To explore the hypothesis, the authors identified a cohort of 9,535 men with prostate cancer treated at the Glickman Urological & Kidney Institute between 1985 and 2011. They found 939 (9.8%) had high-grade (Gleason 8, 9, 10) cancer on biopsy. The breakdown of the high-grade cohort was Gleason 8, 6.5% (620 men); Gleason 9, 3.1% (293); and Gleason 10, 0.3% (26). All specimens were taken prior to therapy and were reviewed by genitourinary pathologists at the institution. The findings were analyzed via Pearson chi-square and Kruskal-Wallis tests and Kaplan-Meier analysis. The effect of Gleason score on overall and prostate cancer-specific mortality was estimated using Cox proportional regression analysis.

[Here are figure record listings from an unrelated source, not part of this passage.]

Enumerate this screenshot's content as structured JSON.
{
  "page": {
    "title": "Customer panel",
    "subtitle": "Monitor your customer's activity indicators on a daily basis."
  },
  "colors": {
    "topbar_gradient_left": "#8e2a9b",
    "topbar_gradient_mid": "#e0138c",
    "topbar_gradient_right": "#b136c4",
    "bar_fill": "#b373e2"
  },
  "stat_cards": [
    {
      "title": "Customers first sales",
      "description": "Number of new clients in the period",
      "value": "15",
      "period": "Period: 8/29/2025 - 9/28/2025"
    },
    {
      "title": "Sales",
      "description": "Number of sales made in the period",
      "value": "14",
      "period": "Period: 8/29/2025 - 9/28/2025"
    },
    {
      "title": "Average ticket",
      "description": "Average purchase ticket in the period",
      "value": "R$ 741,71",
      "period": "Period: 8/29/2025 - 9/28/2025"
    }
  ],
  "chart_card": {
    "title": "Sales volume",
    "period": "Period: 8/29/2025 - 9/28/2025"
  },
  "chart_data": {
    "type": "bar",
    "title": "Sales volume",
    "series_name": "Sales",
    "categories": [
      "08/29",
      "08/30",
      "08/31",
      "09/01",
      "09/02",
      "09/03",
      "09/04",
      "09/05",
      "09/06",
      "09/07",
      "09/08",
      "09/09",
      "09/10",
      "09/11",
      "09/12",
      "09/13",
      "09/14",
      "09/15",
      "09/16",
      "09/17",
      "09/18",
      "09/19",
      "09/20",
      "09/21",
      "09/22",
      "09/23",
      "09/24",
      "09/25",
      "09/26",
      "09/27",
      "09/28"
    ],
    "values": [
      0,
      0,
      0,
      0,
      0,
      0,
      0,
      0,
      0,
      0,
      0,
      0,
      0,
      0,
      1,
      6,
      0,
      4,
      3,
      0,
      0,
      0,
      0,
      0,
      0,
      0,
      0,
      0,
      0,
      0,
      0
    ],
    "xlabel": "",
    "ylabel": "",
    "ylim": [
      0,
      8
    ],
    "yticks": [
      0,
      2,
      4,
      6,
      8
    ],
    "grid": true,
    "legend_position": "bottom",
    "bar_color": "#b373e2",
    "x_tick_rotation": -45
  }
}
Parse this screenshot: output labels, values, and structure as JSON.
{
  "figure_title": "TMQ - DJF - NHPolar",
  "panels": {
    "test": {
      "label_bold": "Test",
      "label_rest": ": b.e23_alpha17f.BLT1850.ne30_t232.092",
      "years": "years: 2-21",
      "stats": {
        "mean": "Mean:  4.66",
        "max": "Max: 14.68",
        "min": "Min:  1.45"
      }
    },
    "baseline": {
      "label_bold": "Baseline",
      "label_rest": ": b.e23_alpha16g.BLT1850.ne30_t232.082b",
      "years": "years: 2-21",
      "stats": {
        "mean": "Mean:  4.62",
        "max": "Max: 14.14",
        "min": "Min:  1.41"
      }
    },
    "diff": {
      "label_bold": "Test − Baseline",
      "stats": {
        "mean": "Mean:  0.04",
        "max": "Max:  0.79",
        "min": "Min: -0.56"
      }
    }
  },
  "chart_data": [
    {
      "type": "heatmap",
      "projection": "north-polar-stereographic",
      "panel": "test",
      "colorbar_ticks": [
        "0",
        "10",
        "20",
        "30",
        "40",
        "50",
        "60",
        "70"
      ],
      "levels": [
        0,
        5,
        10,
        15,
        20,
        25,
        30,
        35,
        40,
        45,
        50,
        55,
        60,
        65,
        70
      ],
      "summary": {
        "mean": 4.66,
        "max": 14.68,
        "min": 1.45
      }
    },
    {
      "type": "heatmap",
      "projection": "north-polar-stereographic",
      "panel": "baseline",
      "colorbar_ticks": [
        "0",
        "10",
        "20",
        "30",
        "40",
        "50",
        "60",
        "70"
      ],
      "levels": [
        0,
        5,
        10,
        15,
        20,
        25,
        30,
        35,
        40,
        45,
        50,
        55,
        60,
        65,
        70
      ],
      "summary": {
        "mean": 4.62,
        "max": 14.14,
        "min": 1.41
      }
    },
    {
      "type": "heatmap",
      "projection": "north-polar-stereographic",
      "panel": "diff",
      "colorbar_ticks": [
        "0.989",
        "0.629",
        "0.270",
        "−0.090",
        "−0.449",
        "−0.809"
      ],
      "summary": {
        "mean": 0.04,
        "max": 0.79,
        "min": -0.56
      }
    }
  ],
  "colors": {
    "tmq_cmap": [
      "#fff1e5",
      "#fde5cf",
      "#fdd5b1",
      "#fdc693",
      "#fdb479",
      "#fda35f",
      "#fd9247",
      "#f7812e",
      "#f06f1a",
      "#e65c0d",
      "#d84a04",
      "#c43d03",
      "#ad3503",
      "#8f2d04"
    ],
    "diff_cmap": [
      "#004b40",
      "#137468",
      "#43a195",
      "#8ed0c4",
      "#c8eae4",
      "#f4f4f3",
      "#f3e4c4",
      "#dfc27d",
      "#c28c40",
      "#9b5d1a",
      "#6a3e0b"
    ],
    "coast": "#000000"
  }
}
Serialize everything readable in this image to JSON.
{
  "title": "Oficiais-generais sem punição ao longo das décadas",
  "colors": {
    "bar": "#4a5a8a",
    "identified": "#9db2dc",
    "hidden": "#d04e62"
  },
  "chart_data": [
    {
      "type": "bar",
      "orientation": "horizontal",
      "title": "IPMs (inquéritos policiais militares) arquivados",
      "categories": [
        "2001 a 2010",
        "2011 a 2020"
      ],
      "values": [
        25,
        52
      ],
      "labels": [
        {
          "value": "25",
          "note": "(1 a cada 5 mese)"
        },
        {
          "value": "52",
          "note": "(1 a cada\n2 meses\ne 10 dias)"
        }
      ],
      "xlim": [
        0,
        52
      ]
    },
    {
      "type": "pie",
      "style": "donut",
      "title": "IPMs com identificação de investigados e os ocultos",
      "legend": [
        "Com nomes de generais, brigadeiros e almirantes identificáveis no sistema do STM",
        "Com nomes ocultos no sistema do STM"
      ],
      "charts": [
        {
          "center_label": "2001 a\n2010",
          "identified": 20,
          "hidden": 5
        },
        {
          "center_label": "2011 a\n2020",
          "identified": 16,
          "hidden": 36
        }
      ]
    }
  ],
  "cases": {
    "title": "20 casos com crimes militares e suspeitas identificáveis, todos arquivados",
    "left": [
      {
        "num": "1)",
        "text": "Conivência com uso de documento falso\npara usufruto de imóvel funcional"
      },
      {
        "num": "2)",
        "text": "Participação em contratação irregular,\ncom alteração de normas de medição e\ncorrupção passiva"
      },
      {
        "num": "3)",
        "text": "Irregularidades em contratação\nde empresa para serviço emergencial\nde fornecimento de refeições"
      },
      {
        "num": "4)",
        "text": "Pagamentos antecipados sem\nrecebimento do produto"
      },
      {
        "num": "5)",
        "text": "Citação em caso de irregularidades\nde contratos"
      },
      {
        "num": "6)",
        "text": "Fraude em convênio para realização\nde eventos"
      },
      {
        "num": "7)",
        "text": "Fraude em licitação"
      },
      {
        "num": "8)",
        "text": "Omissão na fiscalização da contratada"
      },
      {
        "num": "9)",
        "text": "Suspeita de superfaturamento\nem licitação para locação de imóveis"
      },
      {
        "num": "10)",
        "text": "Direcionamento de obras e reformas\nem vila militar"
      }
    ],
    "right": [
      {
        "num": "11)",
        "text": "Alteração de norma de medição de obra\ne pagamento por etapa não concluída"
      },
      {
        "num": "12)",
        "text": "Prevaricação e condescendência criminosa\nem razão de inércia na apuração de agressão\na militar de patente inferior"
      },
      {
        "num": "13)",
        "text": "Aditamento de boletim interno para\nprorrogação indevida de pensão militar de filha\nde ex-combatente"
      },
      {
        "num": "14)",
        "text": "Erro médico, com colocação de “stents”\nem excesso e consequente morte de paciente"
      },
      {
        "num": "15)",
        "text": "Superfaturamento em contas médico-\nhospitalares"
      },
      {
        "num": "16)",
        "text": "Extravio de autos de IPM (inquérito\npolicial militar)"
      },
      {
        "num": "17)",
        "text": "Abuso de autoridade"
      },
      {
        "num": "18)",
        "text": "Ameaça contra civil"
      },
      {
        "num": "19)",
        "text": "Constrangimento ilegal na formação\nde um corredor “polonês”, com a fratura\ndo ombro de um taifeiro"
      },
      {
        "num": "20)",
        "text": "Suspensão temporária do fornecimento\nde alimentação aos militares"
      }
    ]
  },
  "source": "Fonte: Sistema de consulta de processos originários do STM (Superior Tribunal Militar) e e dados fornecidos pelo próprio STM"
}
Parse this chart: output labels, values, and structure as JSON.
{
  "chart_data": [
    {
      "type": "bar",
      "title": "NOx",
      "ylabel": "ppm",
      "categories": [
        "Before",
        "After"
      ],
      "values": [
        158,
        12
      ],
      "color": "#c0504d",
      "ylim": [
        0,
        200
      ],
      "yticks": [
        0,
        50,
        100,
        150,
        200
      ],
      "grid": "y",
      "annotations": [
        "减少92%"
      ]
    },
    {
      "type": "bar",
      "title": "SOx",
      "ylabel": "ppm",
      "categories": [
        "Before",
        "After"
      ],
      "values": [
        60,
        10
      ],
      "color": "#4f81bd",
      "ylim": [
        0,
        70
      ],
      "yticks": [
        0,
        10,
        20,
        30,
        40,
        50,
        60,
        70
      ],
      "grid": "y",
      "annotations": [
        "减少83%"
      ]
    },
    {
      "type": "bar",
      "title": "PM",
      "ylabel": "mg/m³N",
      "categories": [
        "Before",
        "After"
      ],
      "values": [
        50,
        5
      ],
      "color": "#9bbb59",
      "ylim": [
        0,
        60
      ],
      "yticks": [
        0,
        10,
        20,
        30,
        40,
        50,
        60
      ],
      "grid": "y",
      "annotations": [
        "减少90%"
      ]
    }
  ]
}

Higher PSAs with Gleason 9, 10
Notable characteristics fractured the three grades into differing groups. Men with Gleason 9 and 10 were more likely to have higher median PSAs than men with Gleason 8: 9.55 ng/mL for Gleason 9 and 19.55 ng/mL for Gleason 10 as compared to 8.96 ng/mL for men with Gleason 8. Men with Gleason 9 or 10 were also more likely to undergo androgen deprivation therapy.
The most striking differences, as noted earlier, lie in all-cause and prostate cancer-specific mortality rates. Multivariate analysis showed that after adjusting for treatment year, age, and PSA, Gleason score was associated with increased overall mortality (HR 1.973, 95% CI: 1.461-2.664, p<.001).
"Men with Gleason 10 cancer have significantly worse outcomes than those with Gleason 8 or 9 cancer, and categorizing these men in a single group may not be valid," Dr. Lee concluded.